“Promises, promises”: Micheline Bernard’s theatrical Everest

The Quebec adaptation of Douglas Maxwell’s “Promises, Promises” is a bit like love at first sight. Between an author and an actress, between a director and a text, between the public and a character. The monologue first presented in Montreal has already earned Micheline Bernard a Critics Award in 2017. Now that the adventure continues for two weeks at La Bordée and on tour.

S e-described “girl gang” Micheline Bernard was never tempted to go solo theater. It took a Scottish playwright to persuade her to dive. It happened at La Licorne four years ago, when a cultural exchange gave her the opportunity to participate in a public reading of a text by Douglas Maxwell, A respectable widow learns vulgarity . Conquered by the performance of the actress, the author imagined it in another character of her own, Miss Maggie Brodie, in the heart of the monologue Promises, Promised , created in Glasgow in 2010. He entrusted her with the text … Et ç was the beginning of a great adventure for the one that marked the youth of a whole generation with its role of Jocelyne inHell Radio .

“It’s funny, he said to me:” It has nothing to do with the character of A Respectable Widow … , but I have the impression that you could do the monologue “. I do not know how he saw this, “observes the actress humbly before being interrupted by the director Denis Bernard, throwing what he sees as obvious:” In fact, he saw the actress. That’s all.”

Exorcism at school

Translated by Maryse Warda, Promises, Promises brings the viewer to a London primary school, where a recently retired teacher returns to the position of deputy. Strong in character and described as “indignant”, she will meet Rosie, a Somali girl “who makes selective mutism.” Having more in common than we perceive at first glance, the teacher and his student will forge links, while the authorities take surprising measures to get the child out of his silence.

“The director warns Miss Brodie that there is an exorcism that will be done in the classroom,” says Micheline Bernard. The monologue is very well written because the narrative frame goes beyond that at a given moment. The narrative frame is strong. This six-year-old girl comes to snatch Maggie, who will take her under his wing. She will want to take care of her, protect her. Which probably never happened to her. She gives herself this mandate, she makes him a promise that she will keep, even if it is very radical. ”

If the premise of the piece seems surreal, it is nevertheless inspired by a real fact, lived by a friend Douglas Maxwell’s teacher. It serves as a starting point for a thriller-like story, says Micheline Bernard, in which his ruthless freelance character will be revealed little by little.

“It allows us to get a portrait of a woman who is both from another era and our time,” adds Denis Bernard. She lives with a certain lag that is not just cultural. It comes with more suffering, scarification, wounds she has been dragging since her early childhood. She could have been silent herself, Miss Brodie. Here she meets this girl in her class. We are in the era of reasonable accommodation, we are in the era of secularism in schools. There is something very current in the speech. ”

A vocation

At the end of the line (the umpteenth winter storm had forced them to cancel their trip to Quebec City), the two accomplices who are also cousins ​​are relaunching and outbidding. Obviously, this Miss Brodie made them live a whole theatrical experience. The actress and the director are also looking forward to reconnecting with her for a third series of performances.

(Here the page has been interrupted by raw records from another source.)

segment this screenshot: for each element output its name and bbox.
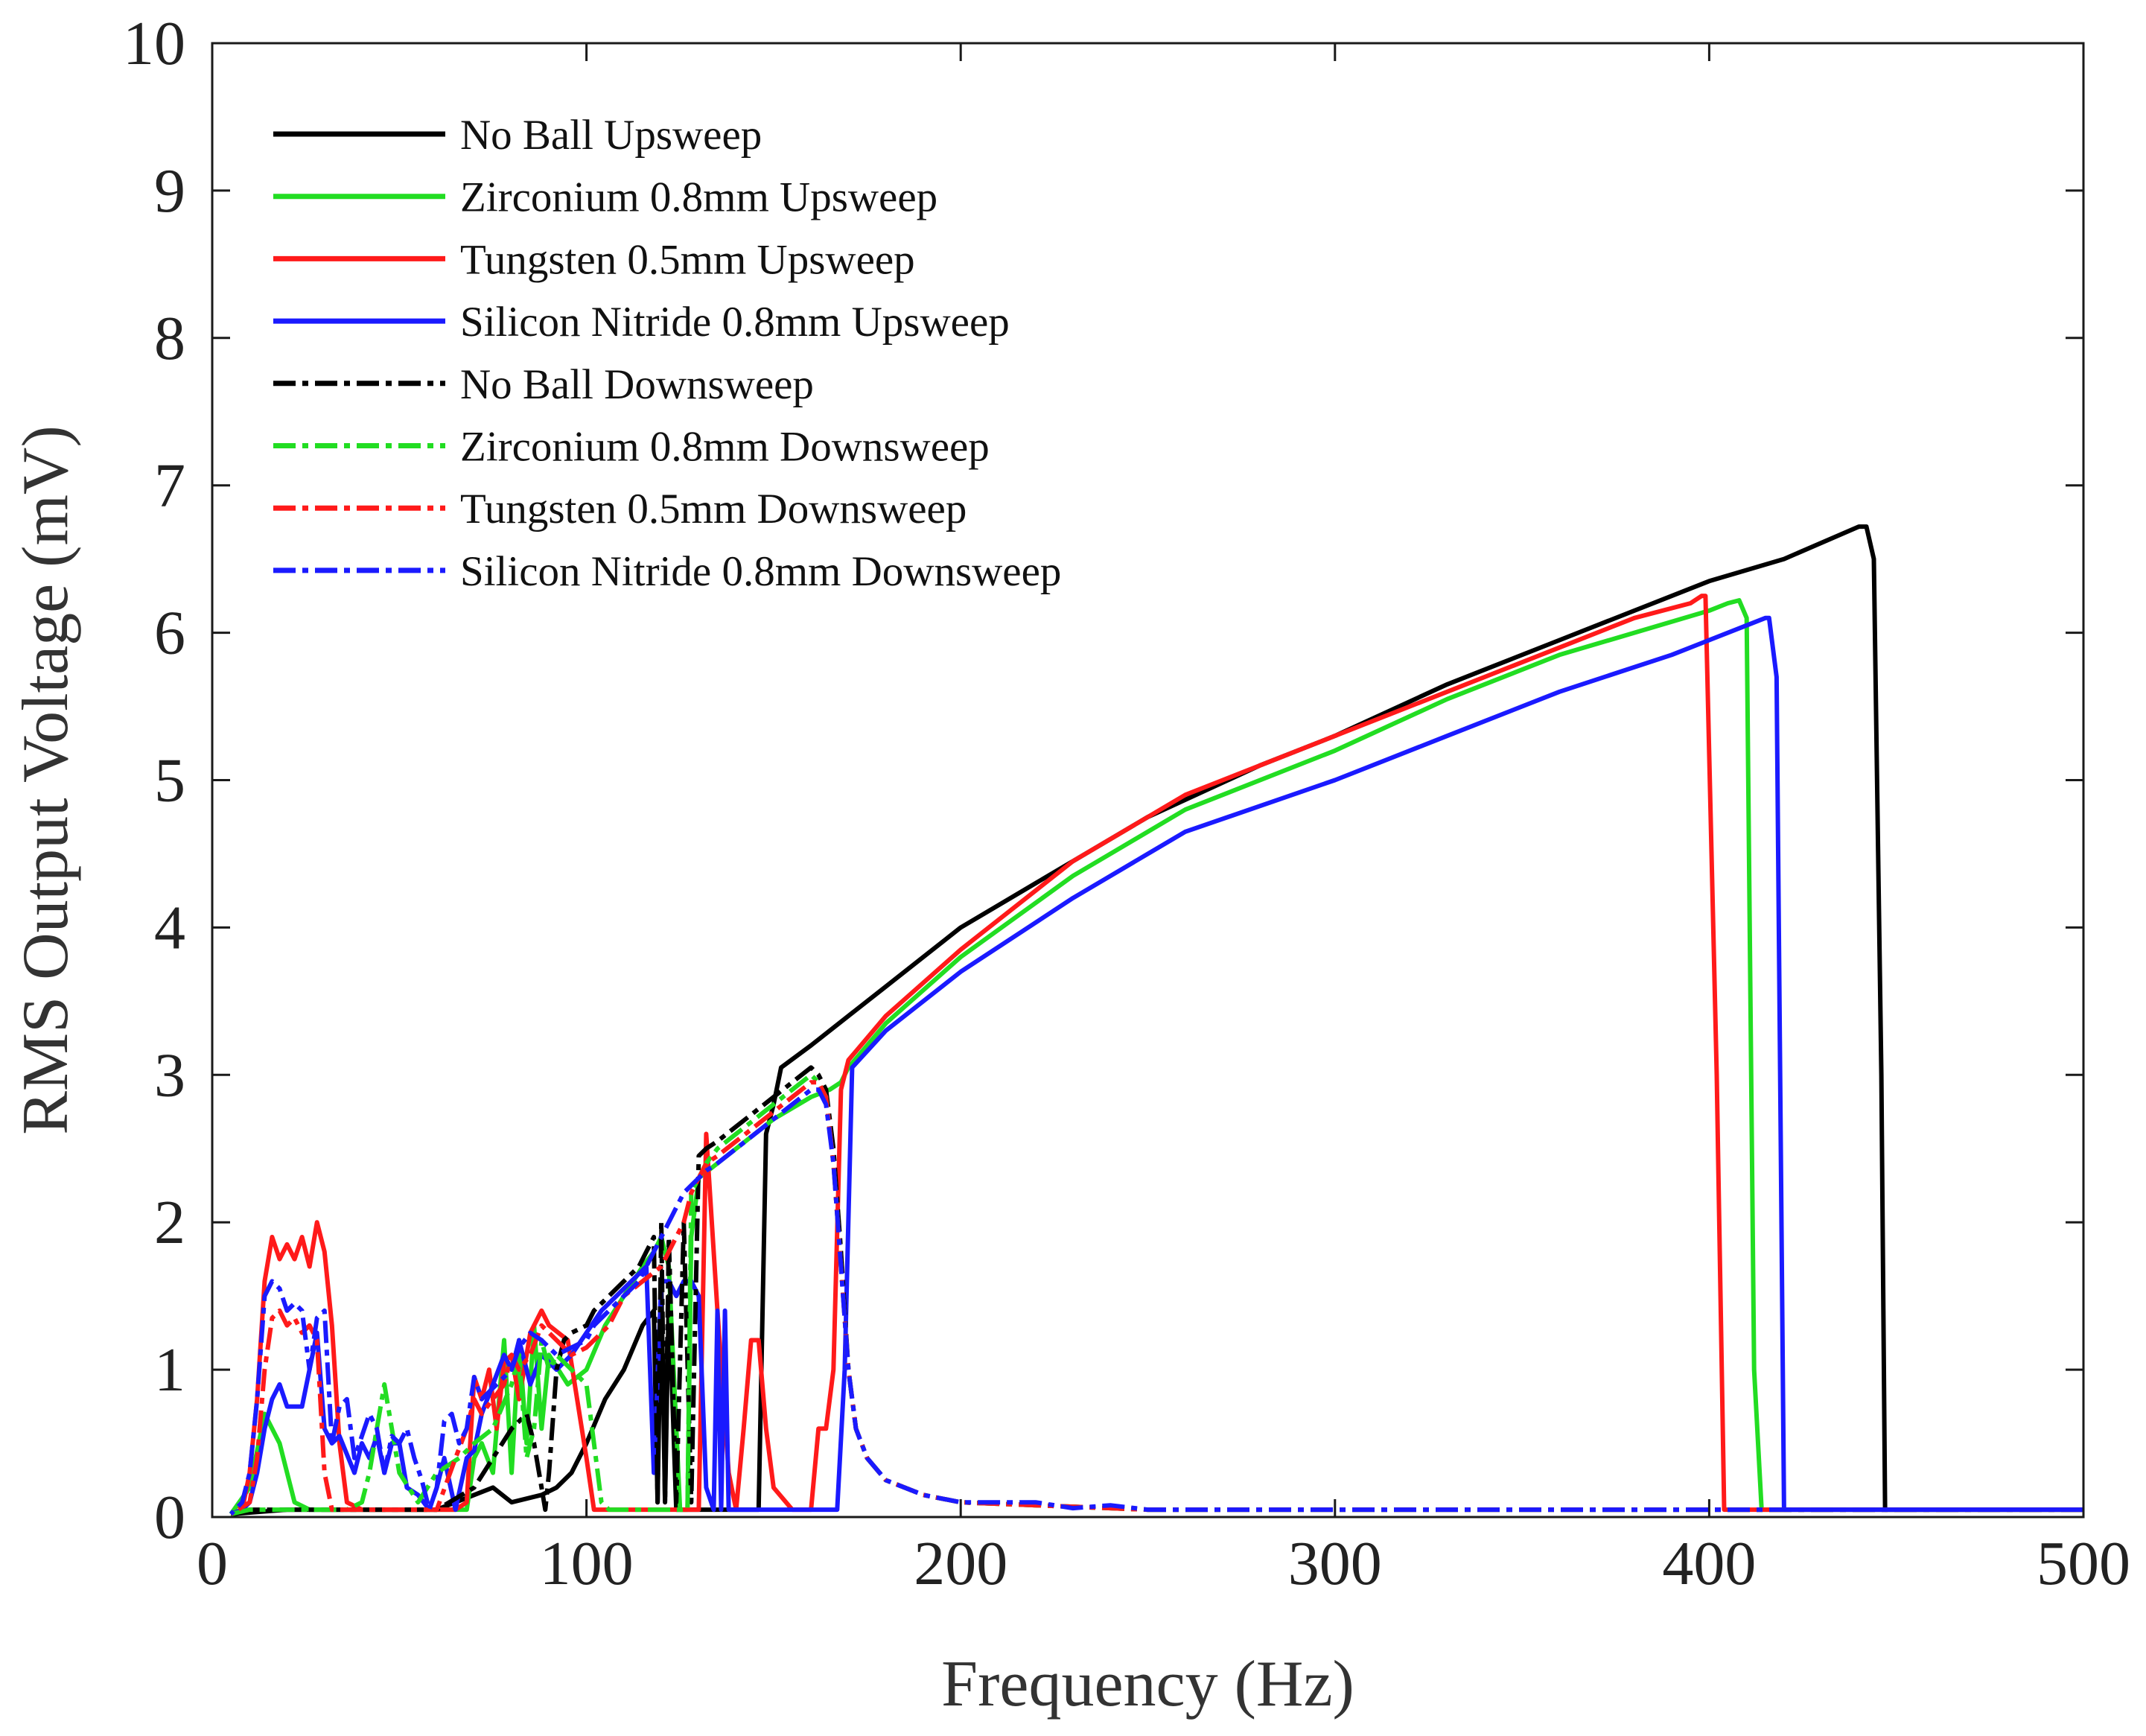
series-line-4 xyxy=(230,615,2083,1516)
x-tick-label: 0 xyxy=(197,1529,228,1598)
legend-label-2: Zirconium 0.8mm Upsweep xyxy=(460,174,937,221)
x-tick-label: 300 xyxy=(1288,1529,1382,1598)
legend-label-7: Tungsten 0.5mm Downsweep xyxy=(460,486,967,532)
series-line-8 xyxy=(229,1087,2083,1516)
x-tick-label: 500 xyxy=(2037,1529,2130,1598)
y-tick-label: 1 xyxy=(154,1335,185,1405)
x-tick-label: 200 xyxy=(914,1529,1007,1598)
legend-label-1: No Ball Upsweep xyxy=(460,112,762,159)
legend: No Ball Upsweep Zirconium 0.8mm Upsweep Tu… xyxy=(273,112,1061,595)
y-tick-label: 8 xyxy=(154,304,185,373)
y-tick-label: 5 xyxy=(154,746,185,815)
y-tick-label: 9 xyxy=(154,156,185,226)
x-tick-label: 400 xyxy=(1662,1529,1756,1598)
legend-label-6: Zirconium 0.8mm Downsweep xyxy=(460,424,990,471)
y-tick-label: 7 xyxy=(154,451,185,521)
series-line-3 xyxy=(230,594,2083,1516)
legend-label-4: Silicon Nitride 0.8mm Upsweep xyxy=(460,299,1010,346)
series-layer xyxy=(229,524,2083,1516)
y-tick-label: 0 xyxy=(154,1483,185,1552)
x-tick-label: 100 xyxy=(540,1529,634,1598)
y-tick-label: 10 xyxy=(123,9,185,78)
x-axis-title: Frequency (Hz) xyxy=(941,1648,1354,1720)
tick-layer: 0 100 200 300 400 500 0 1 2 3 4 5 6 7 8 9 10 xyxy=(123,9,2130,1598)
y-tick-label: 4 xyxy=(154,893,185,962)
legend-label-5: No Ball Downsweep xyxy=(460,361,814,408)
legend-label-3: Tungsten 0.5mm Upsweep xyxy=(460,236,915,283)
y-tick-label: 3 xyxy=(154,1040,185,1110)
y-tick-label: 6 xyxy=(154,599,185,668)
series-line-7 xyxy=(229,1080,2083,1516)
y-tick-label: 2 xyxy=(154,1188,185,1257)
y-axis-title: RMS Output Voltage (mV) xyxy=(10,425,82,1135)
legend-label-8: Silicon Nitride 0.8mm Downsweep xyxy=(460,548,1061,595)
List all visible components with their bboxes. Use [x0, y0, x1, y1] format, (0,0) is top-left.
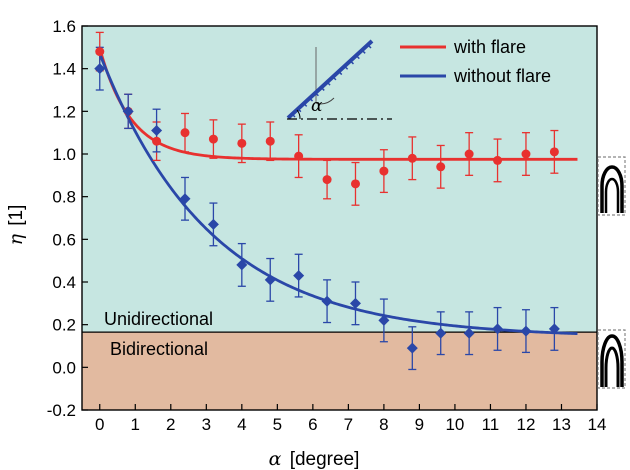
y-tick-label: 0.4 [52, 273, 76, 292]
inset-tooth [332, 76, 337, 81]
marker-without-flare [520, 325, 532, 337]
marker-without-flare [349, 297, 361, 309]
x-tick-label: 8 [379, 415, 388, 434]
inset-arc [315, 97, 335, 105]
marker-with-flare [208, 134, 218, 144]
marker-with-flare [237, 138, 247, 148]
x-tick-label: 12 [517, 415, 536, 434]
inset-tooth [326, 81, 331, 86]
y-tick-label: 0.6 [52, 230, 76, 249]
x-tick-label: 3 [202, 415, 211, 434]
inset-tooth [297, 108, 302, 113]
marker-with-flare [379, 166, 389, 176]
region-label-unidirectional: Unidirectional [104, 309, 213, 329]
marker-without-flare [264, 274, 276, 286]
plot-background [82, 26, 597, 410]
x-tick-label: 14 [588, 415, 607, 434]
inset-tooth [355, 55, 360, 60]
x-axis-unit: [degree] [290, 449, 360, 470]
inset-tooth [349, 60, 354, 65]
y-axis-symbol: η [5, 233, 27, 245]
marker-with-flare [95, 47, 105, 57]
inset-tooth [314, 92, 319, 97]
plot-frame [81, 25, 598, 411]
marker-with-flare [407, 153, 417, 163]
marker-with-flare [265, 136, 275, 146]
marker-with-flare [436, 162, 446, 172]
inset-incline-sketch: α [286, 39, 392, 120]
marker-without-flare [548, 323, 560, 335]
y-axis-label: η [1] [5, 205, 27, 246]
region-bidirectional-bg [82, 332, 597, 410]
marker-without-flare [151, 125, 163, 137]
legend-label-without-flare: without flare [453, 66, 551, 86]
marker-with-flare [464, 149, 474, 159]
y-tick-label: 1.6 [52, 17, 76, 36]
marker-without-flare [293, 270, 305, 282]
legend: with flare without flare [400, 37, 551, 86]
marker-with-flare [322, 175, 332, 185]
marker-without-flare [492, 323, 504, 335]
inset-tooth [309, 97, 314, 102]
marker-without-flare [463, 327, 475, 339]
x-axis-label: α [degree] [269, 448, 360, 470]
inset-tooth [320, 86, 325, 91]
x-tick-label: 13 [552, 415, 571, 434]
marker-without-flare [207, 218, 219, 230]
y-tick-label: 0.2 [52, 316, 76, 335]
inset-tooth [291, 113, 296, 118]
inset-grating-bar [286, 39, 374, 120]
inset-tooth [344, 65, 349, 70]
x-tick-label: 0 [95, 415, 104, 434]
axis-ticks: 0 1 2 3 4 5 6 7 8 9 10 11 12 13 14-0.20.00.20.40.60.81… [47, 17, 607, 434]
marker-with-flare [549, 147, 559, 157]
x-tick-label: 7 [344, 415, 353, 434]
marker-with-flare [152, 136, 162, 146]
marker-without-flare [321, 295, 333, 307]
inset-tooth [338, 71, 343, 76]
x-tick-label: 9 [415, 415, 424, 434]
marker-without-flare [435, 327, 447, 339]
x-tick-label: 11 [482, 415, 500, 434]
marker-with-flare [180, 128, 190, 138]
marker-without-flare [179, 193, 191, 205]
marker-without-flare [236, 259, 248, 271]
plot-border [81, 25, 598, 411]
legend-label-with-flare: with flare [453, 37, 526, 57]
marker-with-flare [521, 149, 531, 159]
x-tick-label: 4 [237, 415, 246, 434]
y-tick-label: 0.0 [52, 358, 76, 377]
marker-without-flare [378, 314, 390, 326]
y-tick-label: 1.0 [52, 145, 76, 164]
inset-tooth [361, 49, 366, 54]
marker-without-flare [94, 63, 106, 75]
bidirectional-shape-icon [597, 329, 626, 389]
data-markers [94, 47, 560, 354]
region-label-bidirectional: Bidirectional [110, 339, 208, 359]
inset-tooth [303, 102, 308, 107]
x-tick-label: 2 [166, 415, 175, 434]
x-axis-symbol: α [269, 448, 282, 470]
x-tick-label: 6 [308, 415, 317, 434]
inset-alpha-label: α [311, 96, 323, 116]
marker-without-flare [406, 342, 418, 354]
unidirectional-shape-icon [597, 156, 626, 216]
y-axis-unit: [1] [6, 205, 27, 226]
x-tick-label: 1 [131, 415, 140, 434]
y-tick-label: 1.4 [52, 60, 76, 79]
x-tick-label: 5 [273, 415, 282, 434]
region-unidirectional-bg [82, 26, 597, 333]
inset-angle-arc [296, 109, 301, 120]
y-tick-label: 1.2 [52, 102, 76, 121]
y-tick-label: -0.2 [47, 401, 76, 420]
inset-tooth [367, 44, 372, 49]
marker-with-flare [294, 151, 304, 161]
inset-grating-teeth [291, 44, 372, 118]
marker-with-flare [493, 155, 503, 165]
y-tick-label: 0.8 [52, 188, 76, 207]
marker-with-flare [350, 179, 360, 189]
marker-without-flare [122, 105, 134, 117]
x-tick-label: 10 [445, 415, 464, 434]
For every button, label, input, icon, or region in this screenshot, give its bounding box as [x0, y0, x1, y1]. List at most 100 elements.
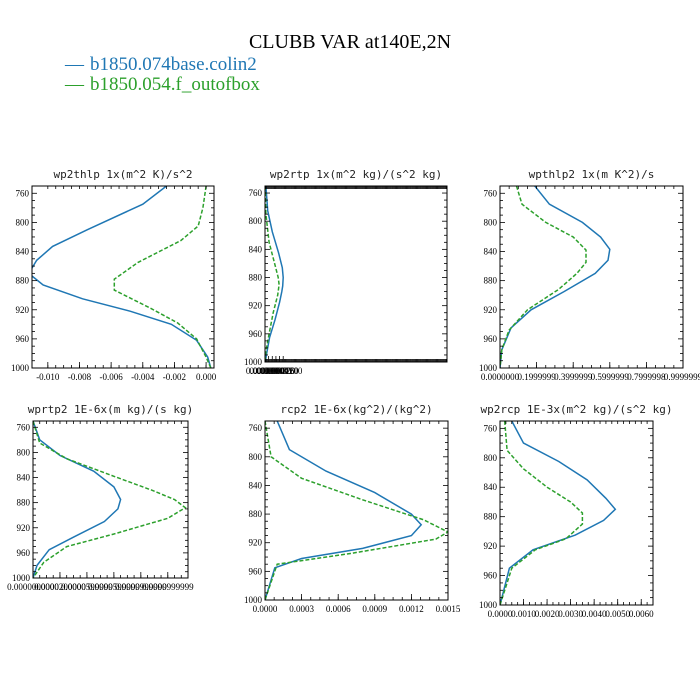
- x-tick-label: 0.0030: [558, 609, 583, 619]
- plot-frame: [499, 185, 684, 369]
- x-tick-label: 0.0000: [253, 604, 278, 614]
- panel-title: wp2rcp 1E-3x(m^2 kg)/(s^2 kg): [480, 403, 672, 416]
- y-tick-label: 1000: [479, 363, 498, 373]
- y-tick-label: 1000: [244, 357, 263, 367]
- y-tick-label: 1000: [11, 363, 30, 373]
- x-tick-label: 0.9999999: [664, 372, 700, 382]
- y-tick-label: 840: [249, 244, 263, 254]
- x-tick-label: 0.0000120: [257, 366, 296, 376]
- y-tick-label: 1000: [12, 573, 31, 583]
- x-tick-label: 0.0000200000: [34, 582, 86, 592]
- x-tick-label: 0.0000999999: [142, 582, 194, 592]
- y-tick-label: 920: [484, 541, 498, 551]
- y-tick-label: 960: [17, 548, 31, 558]
- panel-title: wp2thlp 1x(m^2 K)/s^2: [53, 168, 192, 181]
- x-tick-label: 0.0060: [629, 609, 654, 619]
- x-tick-label: 0.0000999999: [115, 582, 167, 592]
- y-tick-label: 840: [17, 473, 31, 483]
- x-tick-label: 0.5999999: [591, 372, 630, 382]
- y-tick-label: 760: [17, 422, 31, 432]
- x-tick-label: 0.0000: [488, 609, 513, 619]
- y-tick-label: 760: [16, 188, 30, 198]
- x-tick-label: 0.0009: [362, 604, 387, 614]
- y-tick-label: 960: [249, 329, 263, 339]
- x-tick-label: 0.0000160: [260, 366, 299, 376]
- chart-panel-5: rcp2 1E-6x(kg^2)/(kg^2) 760 800 840 880 920 96…: [244, 403, 461, 614]
- plot-frame: [264, 185, 448, 363]
- y-tick-label: 800: [249, 452, 263, 462]
- series-line-b1850-074base-colin2: [265, 186, 284, 362]
- series-line-b1850-074base-colin2: [32, 186, 212, 368]
- chart-panel-1: wp2thlp 1x(m^2 K)/s^2 760 800 840 880 920 960 1…: [11, 168, 217, 382]
- figure-title: CLUBB VAR at140E,2N: [249, 31, 451, 53]
- series-line-b1850-054-f-outofbox: [265, 186, 280, 362]
- series-line-b1850-074base-colin2: [33, 421, 122, 578]
- y-tick-label: 840: [484, 247, 498, 257]
- y-tick-label: 920: [249, 538, 263, 548]
- y-tick-label: 880: [16, 276, 30, 286]
- chart-panel-3: wpthlp2 1x(m K^2)/s 760 800 840 880 920 960 100…: [479, 168, 700, 382]
- y-tick-label: 760: [484, 188, 498, 198]
- y-tick-label: 920: [16, 305, 30, 315]
- legend-entry-1: — b1850.074base.colin2: [64, 54, 257, 75]
- x-tick-label: 0.0000000: [481, 372, 520, 382]
- x-tick-label: 0.7999998: [627, 372, 666, 382]
- x-tick-label: -0.004: [131, 372, 155, 382]
- x-tick-label: 0.0000200: [264, 366, 303, 376]
- y-tick-label: 880: [249, 509, 263, 519]
- plot-frame: [32, 420, 189, 579]
- y-tick-label: 880: [484, 276, 498, 286]
- x-tick-label: 0.0012: [399, 604, 424, 614]
- x-tick-label: 0.0006: [326, 604, 351, 614]
- series-line-b1850-054-f-outofbox: [113, 186, 212, 368]
- y-tick-label: 840: [249, 480, 263, 490]
- legend-label: b1850.074base.colin2: [90, 54, 257, 75]
- y-tick-label: 920: [484, 305, 498, 315]
- panels: wp2thlp 1x(m^2 K)/s^2 760 800 840 880 920 960 1…: [7, 168, 700, 619]
- y-tick-label: 960: [16, 334, 30, 344]
- y-tick-label: 960: [484, 571, 498, 581]
- y-tick-label: 800: [17, 447, 31, 457]
- x-tick-label: 0.0015: [436, 604, 461, 614]
- y-tick-label: 1000: [479, 600, 498, 610]
- series-line-b1850-074base-colin2: [500, 421, 617, 605]
- x-tick-label: 0.0000080: [253, 366, 292, 376]
- x-tick-label: 0.0040: [582, 609, 607, 619]
- y-tick-label: 800: [484, 453, 498, 463]
- x-tick-label: 0.0020: [535, 609, 560, 619]
- x-tick-label: 0.0003: [289, 604, 314, 614]
- panel-title: wp2rtp 1x(m^2 kg)/(s^2 kg): [270, 168, 442, 181]
- x-tick-label: 0.0050: [605, 609, 630, 619]
- plot-frame: [264, 420, 449, 601]
- chart-panel-6: wp2rcp 1E-3x(m^2 kg)/(s^2 kg) 760 800 840 88…: [479, 403, 673, 619]
- legend-entry-2: — b1850.054.f_outofbox: [64, 74, 260, 95]
- series-line-b1850-074base-colin2: [265, 421, 423, 600]
- legend-marker: —: [64, 74, 85, 95]
- x-tick-label: -0.010: [36, 372, 60, 382]
- series-line-b1850-054-f-outofbox: [33, 421, 187, 578]
- y-tick-label: 760: [249, 423, 263, 433]
- legend-marker: —: [64, 54, 85, 75]
- x-tick-label: 0.0000599999: [61, 582, 113, 592]
- legend-label: b1850.054.f_outofbox: [90, 74, 260, 95]
- x-tick-label: 0.0000000: [246, 366, 285, 376]
- y-tick-label: 1000: [244, 595, 263, 605]
- x-tick-label: 0.000: [196, 372, 217, 382]
- y-tick-label: 800: [16, 217, 30, 227]
- y-tick-label: 840: [16, 247, 30, 257]
- y-tick-label: 800: [484, 217, 498, 227]
- legend: — b1850.074base.colin2— b1850.054.f_outofb…: [64, 54, 260, 95]
- y-tick-label: 760: [249, 188, 263, 198]
- series-line-b1850-054-f-outofbox: [500, 186, 587, 368]
- y-tick-label: 960: [484, 334, 498, 344]
- y-tick-label: 840: [484, 482, 498, 492]
- plot-frame: [31, 185, 215, 369]
- series-line-b1850-054-f-outofbox: [265, 421, 448, 600]
- x-tick-label: -0.008: [68, 372, 92, 382]
- y-tick-label: 880: [484, 512, 498, 522]
- x-tick-label: 0.1999999: [517, 372, 556, 382]
- chart-panel-2: wp2rtp 1x(m^2 kg)/(s^2 kg) 760 800 840 880 92…: [244, 168, 448, 376]
- x-tick-label: 0.0000040: [250, 366, 289, 376]
- x-tick-label: 0.0010: [511, 609, 536, 619]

“It’s a magnificent character,” confirms Micheline Bernard. And a solo role that came with a lot of challenges, she adds.

“It’s very lonely and I’m not a loner,” she says. At the same time, I have in my hands a text that I am so happy to wear, to pass. I find that my job as an actress becomes a vocation when I do this text. I spend something that for me is extremely important. Otherwise, I would never have been able to do that. I would have said no to the idea of ​​doing a monologue to make a monologue. ”

The actress says she jumped in the text Promises, promises with a certain naivety. “In the sense that I did not know I was going to take six months to memorize it,” she says. At the same time, it was a privilege to be with Denis. It had been a long time since we had worked together. And it was nice to have my director almost to myself! ”

He says he worked on the bond of intimacy that develops between the public and the character over this tete-a-tete. And he invites viewers to seize the opportunity to see a “magnificent” actress performance.

“There are performers who are able to climb Everest. It’s not easy, it’s not easy. And not all of the performers are dressed for that. It’s unfair, it’s cruel, but it’s a reality. Douglas Maxwell acknowledged a fact: we are in the presence of an actress who is able to climb Everest. We worked, that’s for sure. But we were equipped to get to that. There is no false modesty here. I worked the meeting between a character and the audience. But it’s also a meeting between the audience and an actress. Something is happening. I worked a lot on the direct and candid report. In this sense, the viewer comes out completely shaken … ”

The room Promises, Promises is presented in the Bordered March 26 to April 5, April 10 at the Theater Section of Saguenay and April 12 and 13 at Théâtre du Bic.